Security gain from NAT
jeffm at iglou.com
Tue Jun 5 12:13:24 UTC 2007
David Schwartz wrote:
>> Just because it's behind NAT, does not mean it's unreahcable from the
> Okay, so exactly how many times do you think we have to say in this thread
> that by "NAT/PAT", we mean NAT/PAT as typically implemented in the very
> cheapest routers in their default configuration?
And my $50 Linksys has a "DMZ host" configuration item, as well as
configurable port range forwarding entries.
1: "Gee, I want to run this p2p app, and it doesn't work."
2: "Go to http://192.168.1.1 and enter 192.168.1.100 into the DMZ Host"
1: "Great, it works now!"
>> I can do the same without NAT/PAT. Period. The benefits are from
>> "disallow new inbound by default", *not* address muxing.
> That you can do something without NAT/PAT tells you nothing about what
> NAT/PAT does.
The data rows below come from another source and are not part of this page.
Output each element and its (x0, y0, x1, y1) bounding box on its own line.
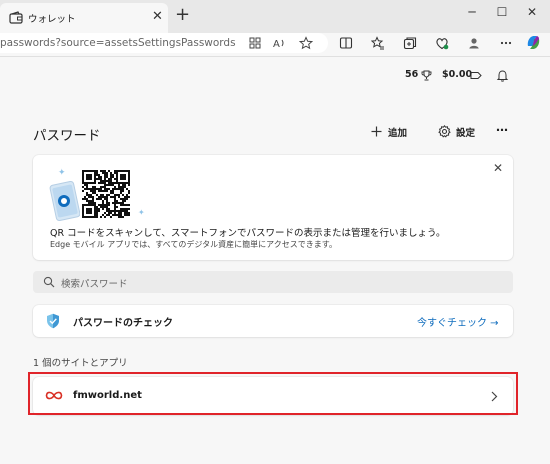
copilot-icon[interactable] (525, 34, 542, 51)
close-tab-icon[interactable]: ✕ (152, 9, 163, 25)
favorite-star-icon[interactable] (299, 36, 313, 50)
qr-instruction: QR コードをスキャンして、スマートフォンでパスワードの表示または管理を行いまし… (50, 228, 446, 239)
browser-essentials-icon[interactable] (435, 36, 449, 50)
sites-heading: 1 個のサイトとアプリ (33, 358, 128, 369)
address-bar[interactable]: passwords?source=assetsSettingsPasswords… (0, 33, 328, 53)
new-tab-icon[interactable]: + (175, 5, 190, 25)
window-close-icon[interactable]: ✕ (517, 2, 547, 24)
address-url: passwords?source=assetsSettingsPasswords (0, 37, 236, 49)
trophy-icon[interactable] (421, 70, 432, 81)
minimize-icon[interactable]: ─ (457, 2, 487, 24)
qr-illustration: ✦ ✦ (49, 168, 145, 222)
collections-icon[interactable] (403, 36, 417, 50)
notification-bell-icon[interactable] (496, 69, 509, 82)
search-icon (43, 276, 55, 288)
profile-icon[interactable] (467, 36, 481, 50)
wallet-page: 56 $0.00 パスワード 追加 設定 ⋯ ✕ ✦ ✦ QR コードをスキャン… (0, 57, 550, 464)
more-actions-icon[interactable]: ⋯ (496, 123, 508, 137)
read-aloud-icon[interactable]: A (272, 36, 286, 50)
qr-subtext: Edge モバイル アプリでは、すべてのデジタル資産に簡単にアクセスできます。 (50, 240, 337, 249)
password-check-card[interactable]: パスワードのチェック 今すぐチェック → (33, 305, 513, 337)
tab-title: ウォレット (28, 14, 76, 25)
add-icon[interactable] (371, 126, 382, 137)
more-options-icon[interactable] (499, 36, 513, 50)
add-button[interactable]: 追加 (388, 125, 407, 139)
svg-text:✦: ✦ (58, 168, 66, 178)
close-card-icon[interactable]: ✕ (493, 161, 503, 175)
qr-code (82, 170, 130, 218)
apps-icon[interactable] (248, 36, 262, 50)
search-placeholder: 検索パスワード (61, 279, 128, 290)
tab-wallet[interactable]: ウォレット ✕ (0, 3, 168, 33)
tab-strip: ウォレット ✕ + ─ ☐ ✕ (0, 0, 550, 33)
rewards-balance: $0.00 (442, 69, 473, 80)
highlight-box (28, 372, 518, 415)
split-screen-icon[interactable] (339, 36, 353, 50)
tag-icon[interactable] (470, 71, 482, 80)
check-now-link[interactable]: 今すぐチェック → (417, 314, 499, 329)
password-check-label: パスワードのチェック (73, 318, 173, 329)
search-input[interactable]: 検索パスワード (33, 271, 513, 293)
svg-text:A: A (273, 39, 280, 50)
svg-text:✦: ✦ (138, 208, 145, 217)
page-title: パスワード (33, 128, 101, 144)
favorites-icon[interactable] (371, 36, 385, 50)
gear-icon[interactable] (438, 125, 451, 138)
shield-icon (47, 313, 59, 329)
maximize-icon[interactable]: ☐ (487, 2, 517, 24)
settings-button[interactable]: 設定 (456, 125, 475, 139)
rewards-points: 56 (405, 69, 419, 80)
wallet-icon (9, 11, 23, 24)
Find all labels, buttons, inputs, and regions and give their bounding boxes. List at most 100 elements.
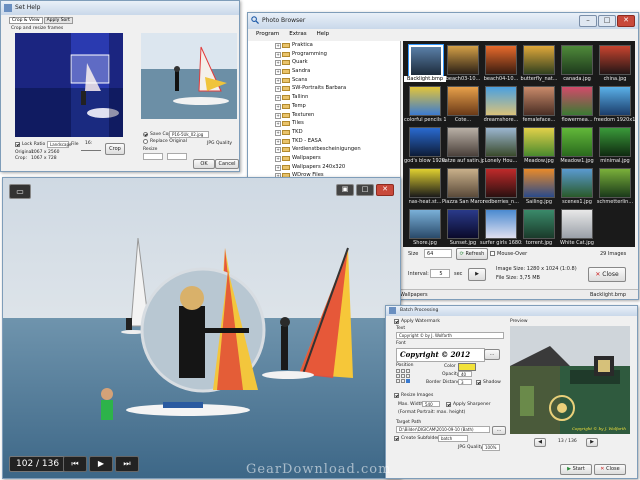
- thumbnail-item[interactable]: god's blow 1920x1440.jpg: [404, 127, 446, 167]
- thumbnail-item[interactable]: Shore.jpg: [407, 209, 443, 249]
- thumbnail-item[interactable]: Sunset.jpg: [445, 209, 481, 249]
- mouseover-checkbox[interactable]: [490, 251, 495, 256]
- expand-icon[interactable]: +: [275, 164, 281, 171]
- thumbnail-item[interactable]: White Cat.jpg: [559, 209, 595, 249]
- batch-jpg-select[interactable]: 100%: [482, 444, 500, 451]
- maximize-button[interactable]: □: [598, 15, 616, 27]
- refresh-button[interactable]: ⟳ Refresh: [456, 248, 488, 260]
- menu-extras[interactable]: Extras: [289, 29, 306, 39]
- menu-help[interactable]: Help: [317, 29, 330, 39]
- thumbnail-item[interactable]: butterfly_nat...: [521, 45, 557, 85]
- tree-folder-item[interactable]: + Wallpapers 240x320: [274, 163, 384, 172]
- expand-icon[interactable]: +: [275, 155, 281, 162]
- thumbnail-item[interactable]: freedom 1920x1200.jpg: [594, 86, 636, 126]
- expand-icon[interactable]: +: [275, 95, 281, 102]
- thumbnail-item[interactable]: torrent.jpg: [521, 209, 557, 249]
- crop-preview-image[interactable]: [15, 33, 123, 137]
- viewer-restore-button[interactable]: □: [356, 184, 374, 196]
- thumbnail-item[interactable]: scenes1.jpg: [559, 168, 595, 208]
- viewer-image-button[interactable]: ▣: [336, 184, 354, 196]
- border-distance-field[interactable]: 3: [458, 379, 472, 385]
- thumbnail-item[interactable]: Piazza San Marco 1920: [442, 168, 484, 208]
- resize-width-field[interactable]: [143, 153, 163, 160]
- batch-close-button[interactable]: ✕ Close: [594, 464, 626, 475]
- tree-folder-item[interactable]: + Tallinn: [274, 93, 384, 102]
- tree-folder-item[interactable]: + Programming: [274, 50, 384, 59]
- crop-cancel-button[interactable]: Cancel: [215, 159, 239, 169]
- thumbnail-item[interactable]: china.jpg: [597, 45, 633, 85]
- save-copy-radio[interactable]: [143, 132, 148, 137]
- browse-button[interactable]: …: [492, 426, 506, 435]
- thumbnail-item[interactable]: redberries_n...: [483, 168, 519, 208]
- shadow-checkbox[interactable]: [476, 380, 481, 385]
- tree-folder-item[interactable]: + Sandra: [274, 67, 384, 76]
- tree-folder-item[interactable]: + Texturen: [274, 111, 384, 120]
- expand-icon[interactable]: +: [275, 51, 281, 58]
- tab-crop-view[interactable]: Crop & View: [9, 17, 43, 24]
- watermark-text-field[interactable]: Copyright © by J. Wolfarth: [396, 332, 504, 339]
- interval-field[interactable]: 5: [430, 269, 450, 278]
- preview-next-button[interactable]: ▶: [586, 438, 598, 447]
- viewer-options-button[interactable]: ▭: [9, 184, 31, 199]
- close-window-button[interactable]: ✕: [617, 15, 635, 27]
- thumbnail-item[interactable]: Meadow.jpg: [521, 127, 557, 167]
- thumbnail-item[interactable]: katze auf satin.jpg: [442, 127, 484, 167]
- expand-icon[interactable]: +: [275, 121, 281, 128]
- viewer-close-button[interactable]: ✕: [376, 184, 394, 196]
- resize-height-field[interactable]: [167, 153, 187, 160]
- browser-close-button[interactable]: ✕ Close: [588, 267, 626, 282]
- thumbnail-item[interactable]: dreamshore...: [483, 86, 519, 126]
- ratio-select[interactable]: Landscape: [47, 141, 72, 148]
- tree-folder-item[interactable]: + Praktica: [274, 41, 384, 50]
- thumbnail-item[interactable]: flowermea...: [559, 86, 595, 126]
- tree-folder-item[interactable]: + Quark: [274, 58, 384, 67]
- expand-icon[interactable]: +: [275, 112, 281, 119]
- lock-ratio-checkbox[interactable]: [15, 142, 20, 147]
- expand-icon[interactable]: +: [275, 69, 281, 76]
- expand-icon[interactable]: +: [275, 43, 281, 49]
- minimize-button[interactable]: –: [579, 15, 597, 27]
- tree-folder-item[interactable]: + Verdienstbescheinigungen: [274, 145, 384, 154]
- preview-prev-button[interactable]: ◀: [534, 438, 546, 447]
- filename-field[interactable]: P16-5Uk_02.jpg: [169, 131, 209, 138]
- thumbnail-item[interactable]: beach03-10...: [445, 45, 481, 85]
- target-path-field[interactable]: D:\Bilder\DIGICAM\2010-09-10 (Bath): [396, 426, 490, 433]
- thumbnail-item[interactable]: colorful pencils 1920x1440: [404, 86, 446, 126]
- thumbnail-item[interactable]: surfer girls 1680x1050.jpg: [480, 209, 522, 249]
- expand-icon[interactable]: +: [275, 129, 281, 136]
- tree-folder-item[interactable]: + TKD - EASA: [274, 137, 384, 146]
- create-subfolder-checkbox[interactable]: [394, 436, 399, 441]
- tab-apply-sort[interactable]: Apply Sort: [43, 17, 73, 24]
- thumbnail-item[interactable]: beach04-10...: [483, 45, 519, 85]
- slideshow-play-button[interactable]: ▶: [468, 268, 486, 281]
- apply-watermark-checkbox[interactable]: [394, 319, 399, 324]
- apply-sharpener-checkbox[interactable]: [446, 402, 451, 407]
- zoom-slider[interactable]: [81, 150, 101, 151]
- font-preview[interactable]: Copyright © 2012: [396, 348, 485, 362]
- thumbnail-item[interactable]: Lonely Hou...: [483, 127, 519, 167]
- subfolder-field[interactable]: batch: [438, 435, 468, 442]
- tree-folder-item[interactable]: + Scans: [274, 76, 384, 85]
- font-button[interactable]: …: [484, 349, 500, 360]
- tree-folder-item[interactable]: + Temp: [274, 102, 384, 111]
- position-grid[interactable]: [396, 369, 410, 383]
- crop-ok-button[interactable]: OK: [193, 159, 215, 169]
- expand-icon[interactable]: +: [275, 77, 281, 84]
- next-button[interactable]: ⏭: [115, 456, 139, 472]
- replace-original-radio[interactable]: [143, 139, 148, 144]
- thumbnail-item[interactable]: Cote...: [445, 86, 481, 126]
- expand-icon[interactable]: +: [275, 147, 281, 154]
- thumbnail-item[interactable]: nas-heat.st...: [407, 168, 443, 208]
- tree-folder-item[interactable]: + TKD: [274, 128, 384, 137]
- opacity-field[interactable]: 40: [458, 371, 472, 377]
- expand-icon[interactable]: +: [275, 86, 281, 93]
- expand-icon[interactable]: +: [275, 138, 281, 145]
- resize-images-checkbox[interactable]: [394, 393, 399, 398]
- tree-folder-item[interactable]: + SW-Portraits Barbara: [274, 84, 384, 93]
- thumbnail-item[interactable]: Sailing.jpg: [521, 168, 557, 208]
- size-select[interactable]: 64: [424, 249, 452, 258]
- thumbnail-item[interactable]: Meadow1.jpg: [559, 127, 595, 167]
- tree-folder-item[interactable]: + Wallpapers: [274, 154, 384, 163]
- max-width-field[interactable]: 540: [422, 401, 440, 407]
- crop-button[interactable]: Crop: [105, 143, 125, 155]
Why state an uncontested unrelated point nobody disagrees with
> when there is an actual live disagreement about what security NAT/PAT does
> or doesn't provide? (Hint: NAT/PAT, as discussed here, includes "disallow
> new inbound by default").
Because it was stated the NAT/PAT provides security, and it doesn't.
The DMZ host above is still NAT'ed (and the configurable port forwarding
ranges are still PAT'ed), but the security "provided by NAT" just went
out the window.
>> Which means that -- tada! -- NAT/PAT isn't giving you anything that the
>> stateful inspection firewall isn't.
> That's wonderful, but that's not even remotely respondive to what I'm
> saying. I'm responding to Owen's claim that NAT/PAT doesn't provide any
> security, not that it doesn't provide you any security that a stateful
> inspection firewall doesn't or can't.
But it is correct. Just mangling the addresses in the headers doesn't
actually stop anything from getting through, it just means it gets
through mangled. The security comes from SI and dropping packets that
don't have an active session established from inside, or related.
>> In order to make (dynamic) NAT work you need to implement SI- that's what
>> protects you. What does NAT get you above and beyond the SI you have
>> already imeplmented?
> What does a car get you above and beyond the engine, transmission, starter,
> and so on? It gets you all those things in one convenient package that you
> just buy, start, and drive. NAT provides all the advantages its component
> parts provide. Really.
And in IPv6-land, it will be trivial to build consumer level IPv6
firewalls that has a default of dropping everything inbound, which is
what the SI of a dynamic NAT gives you. Exactly the same level of
security and a whole lot less breakage.
"They that can give up essential liberty to obtain a
little temporary safety deserve neither liberty nor safety."